By Abby Wilcox
Recently, a friend introduced me to the founders behind IPoopYou.com, an SF-based company that sends “high quality, farm raised, and eco-friendly, hand-picked animal poop” via snail mail. You can send the package to yourself or to anyone you choose, signed with your name or, even, anonymously. Apparently, business is booming for this dung delivery service. I asked Guillermo Sanchez, “Shit Executive” at IPoopYou, to explain more about what, exactly, the company is all about.
Abby Wilcox: So let’s start with this question since I Poop You is such a novel idea. What exactly is a professional poop delivery service?
GS: Although it is funny, it’s not a joke. For the first time ever, people can send and receive grade A organic animal poop in the most classy way possible — neatly gift wrapped in a pretty little box. With the click of a button people can select the finest poop from Northern California.
AW: How did this whole idea start? Was it a joke among friends?
GS: The idea has been always there. There are hundreds of reasons to send and thousands of people who deserve poop mailed to their doors. We believe that through humor, efficient and professional business practices, and ethical treatment of everybody in the equation (animal or otherwise), we are breaking taboos, allowing friends to share a whole new expression of feelings, and filling a niche that nobody had really conceived of yet.
And come on, sending flowers is so last year.
AW: How would you describe your clients? A scorned lover, a sworn enemy, an off-the-wall prankster or your average joe?
GS: Our clients are awesome! All of them. I would say it’s just people like me and you… Folks able think out of the box and with a strong sense of humor. They really understand our message and through that they give their recipients an unforgettable surprise.

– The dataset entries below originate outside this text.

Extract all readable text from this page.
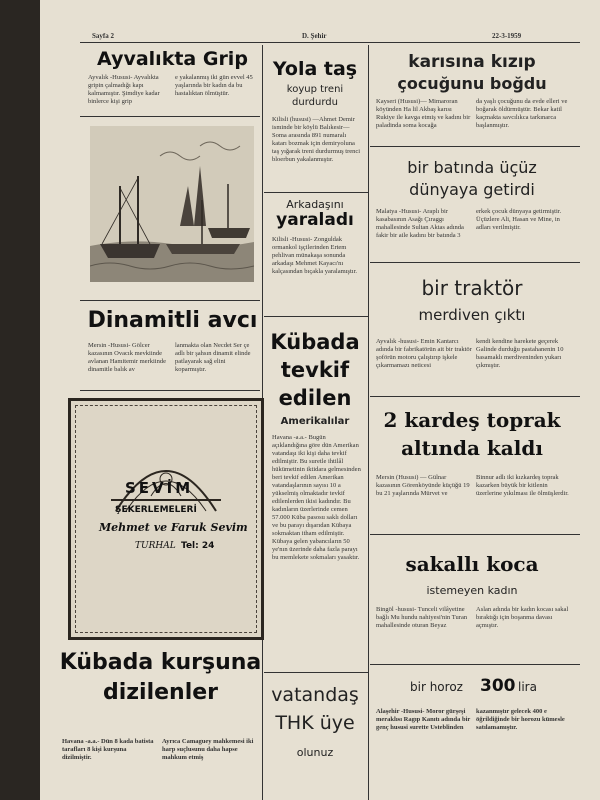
Sayfa 2	D. Şehir	22-3-1959
Ayvalıkta Grip
Ayvalık -Hususi- Ayvalıkta gripin çalmadığı kapı kalmamıştır. Şimdiye kadar binlerce kişi grip
e yakalanmış iki gün evvel 45 yaşlarında bir kadın da bu hastalıktan ölmüştür.
Dinamitli avcı
Mersin -Hususi- Gölcer kazasının Ovacık mevkiinde avlanan Hamitemir merkiinde dinamitle balık av
lanmakta olan Necdet Ser çe adlı bir şahsın dinamit elinde patlayarak sağ elini koparmıştır.
SEVİM
ŞEKERLEMELERİ
Mehmet ve Faruk Sevim
TURHAL Tel: 24
Kübada kurşuna
dizilenler
Havana -a.a.- Dün 8 kada batista tarafları 8 kişi kurşuna dizilmiştir.
Ayrıca Camaguey mahkemesi iki harp suçlusunu daha hapse mahkum etmiş
Yola taş
koyup treni
durdurdu
Kilisli (hususi) —Ahmet Demir isminde bir köylü Balıkesir—Soma arasında 891 numaralı katarı bozmak için demiryoluna taş yığarak treni durdurmuş trenci bloerbun yakalanmıştır.
Arkadaşını
yaraladı
Kilisli -Hususi- Zonguldak ormankol işçilerinden Ertem pehlivan münakaşa sonunda arkadaşı Mehmet Kayacı'nı kalçasından bıçakla yaralamıştır.
Kübada
tevkif
edilen
Amerikalılar
Havana -a.a.- Bugün açıklandığına göre dün Amerikan vatandaşı iki kişi daha tevkif edilmiştir. Bu suretle ihtilâl hükümetinin iktidara gelmesinden beri tevkif edilen Amerikan vatandaşlarının sayısı 10 a yükselmiş olmaktadır tevkif edilenlerden ikisi kadındır. Bu kadınların üzerlerinde cemen 57.000 Küba pasosu saklı dolları ve bu parayı dışarıdan Kübaya sokmaktan itham edilmiştir. Kübaya gelen yabancıların 50 ye'nın üzerinde daha fazla parayı bu memlekete sokmaları yasaktır.
vatandaş
THK üye
olunuz
karısına kızıp
çocuğunu boğdu
Kayseri (Hususi)— Mimaroran köyünden Ha lil Akbaş karısı Rukiye ile kavga etmiş ve kadını bir paladinda soma kocağa
da yaşlı çocuğunu da evde elleri ve boğarak öldürmüştür. Bekar katil kaçmakta savcılıkca tarkınarca başlanmıştır.
bir batında üçüz
dünyaya getirdi
Malatya -Hususi- Araplı bir kasabasının Asağı Çıraggı mahallesinde Sultan Aktas adında fakir bir aile kadını bir batında 3
erkek çocuk dünyaya getirmiştir. Üçüzlere Ali, Hasan ve Mine, in adları verilmiştir.
bir traktör
merdiven çıktı
Ayvalık -hususi- Emin Kantarcı adında bir fabrikatörün ait bir traktör şoförün motoru çalıştırıp işkele çıkarmamazı neticesi
kendi kendine harekete geçerek Galinde durduğu pastahanenin 10 basamaklı merdiveninden yukarı çıkmıştır.
2 kardeş toprak
altında kaldı
Mersin (Hususi) — Gülnar kazasının Görenköyünde küçüğü 19 bu 21 yaşlarında Mürvet ve
Binnur adlı iki kızkardeş toprak kazarken büyük bir kitlenin üzerlerine yıkılması ile ölmüşlerdir.
sakallı koca
istemeyen kadın
Bingöl -hususi- Tunceli vilâyetine bağlı Mu hundu nahiyesi'nin Turan mahallesinde oturan Beyaz
Aslan adında bir kadın kocası sakal bıraktığı için boşanma davası açmıştır.
bir horoz 300 lira
Alaşehir -Hususi- Moror gürşeşi meraklısı Ragıp Kanıtı adında bir genç hususi surette Usteblinden
kazanmıştır gelecek 400 e öğrildiğinde bir horozu kümesle satılamamıştır.
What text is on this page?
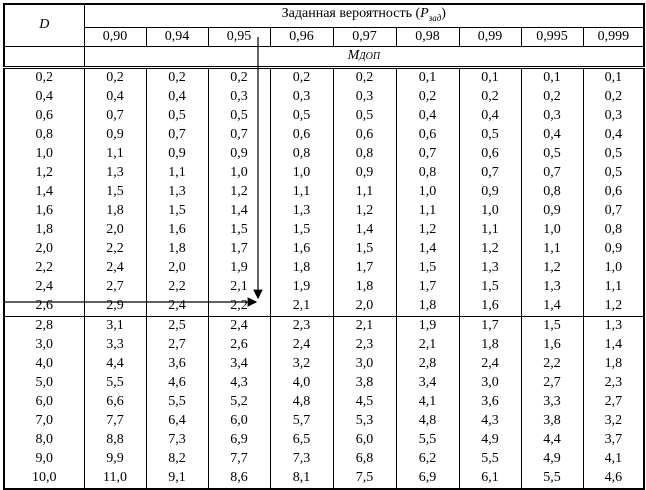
D	Заданная вероятность $(P_{зад})$								
	0,90	0,94	0,95	0,96	0,97	0,98	0,99	0,995	0,999
	MДОП								
0,2	0,2	0,2	0,2	0,2	0,2	0,1	0,1	0,1	0,1
0,4	0,4	0,4	0,3	0,3	0,3	0,2	0,2	0,2	0,2
0,6	0,7	0,5	0,5	0,5	0,5	0,4	0,4	0,3	0,3
0,8	0,9	0,7	0,7	0,6	0,6	0,6	0,5	0,4	0,4
1,0	1,1	0,9	0,9	0,8	0,8	0,7	0,6	0,5	0,5
1,2	1,3	1,1	1,0	1,0	0,9	0,8	0,7	0,7	0,5
1,4	1,5	1,3	1,2	1,1	1,1	1,0	0,9	0,8	0,6
1,6	1,8	1,5	1,4	1,3	1,2	1,1	1,0	0,9	0,7
1,8	2,0	1,6	1,5	1,5	1,4	1,2	1,1	1,0	0,8
2,0	2,2	1,8	1,7	1,6	1,5	1,4	1,2	1,1	0,9
2,2	2,4	2,0	1,9	1,8	1,7	1,5	1,3	1,2	1,0
2,4	2,7	2,2	2,1	1,9	1,8	1,7	1,5	1,3	1,1
2,6	2,9	2,4	2,2	2,1	2,0	1,8	1,6	1,4	1,2
2,8	3,1	2,5	2,4	2,3	2,1	1,9	1,7	1,5	1,3
3,0	3,3	2,7	2,6	2,4	2,3	2,1	1,8	1,6	1,4
4,0	4,4	3,6	3,4	3,2	3,0	2,8	2,4	2,2	1,8
5,0	5,5	4,6	4,3	4,0	3,8	3,4	3,0	2,7	2,3
6,0	6,6	5,5	5,2	4,8	4,5	4,1	3,6	3,3	2,7
7,0	7,7	6,4	6,0	5,7	5,3	4,8	4,3	3,8	3,2
8,0	8,8	7,3	6,9	6,5	6,0	5,5	4,9	4,4	3,7
9,0	9,9	8,2	7,7	7,3	6,8	6,2	5,5	4,9	4,1
10,0	11,0	9,1	8,6	8,1	7,5	6,9	6,1	5,5	4,6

AW: What’s the funniest reason someone has used your service?
GS: I couldn’t pick just one of them, they all are very special to me. One that I particularly liked was from a girl who sent our stinkiest poop to her boyfriend in respond to all his farting.
AW: Where does the poop come from?
GS: Each and every poop is hand picked from local farms from the Bay Area and greater peninsula of Northern California, the mecca of slow food and organic agriculture.
AW: You have poop specialties like “Cow Chocolate Pudding” and “Horse Spring Rolls”… What’s in a name?
GS: Every poop is different and they all have their own personality. Like a fine dining locavore restaurant, we are making sure that the descriptions match the quality of our product and the care that goes into…well…the “making”, and…uh…”handling”…of it.
AW: What’s your top seller?
GS: Cow or Pig I guess.
AW: How do you package the poop?
GS: A special gift deserves a special packaging. Every poop will arrive at its destination in a beautiful gift box including a leak-proof container that keeps the aroma always fresh and smelly. You can also add a personalized card.
AW: Is it legal to send poop in the mail?
GS: Yes. Otherwise we would not be doing it. Even though there are certain restrictions, that’s why our clients must accept our terms of use and privacy policy. You can learn about that at our legal page.
AW: Do you find that many of your clients want to remain anonymous?
GS: Very few of them. The majority like to have their orders signed.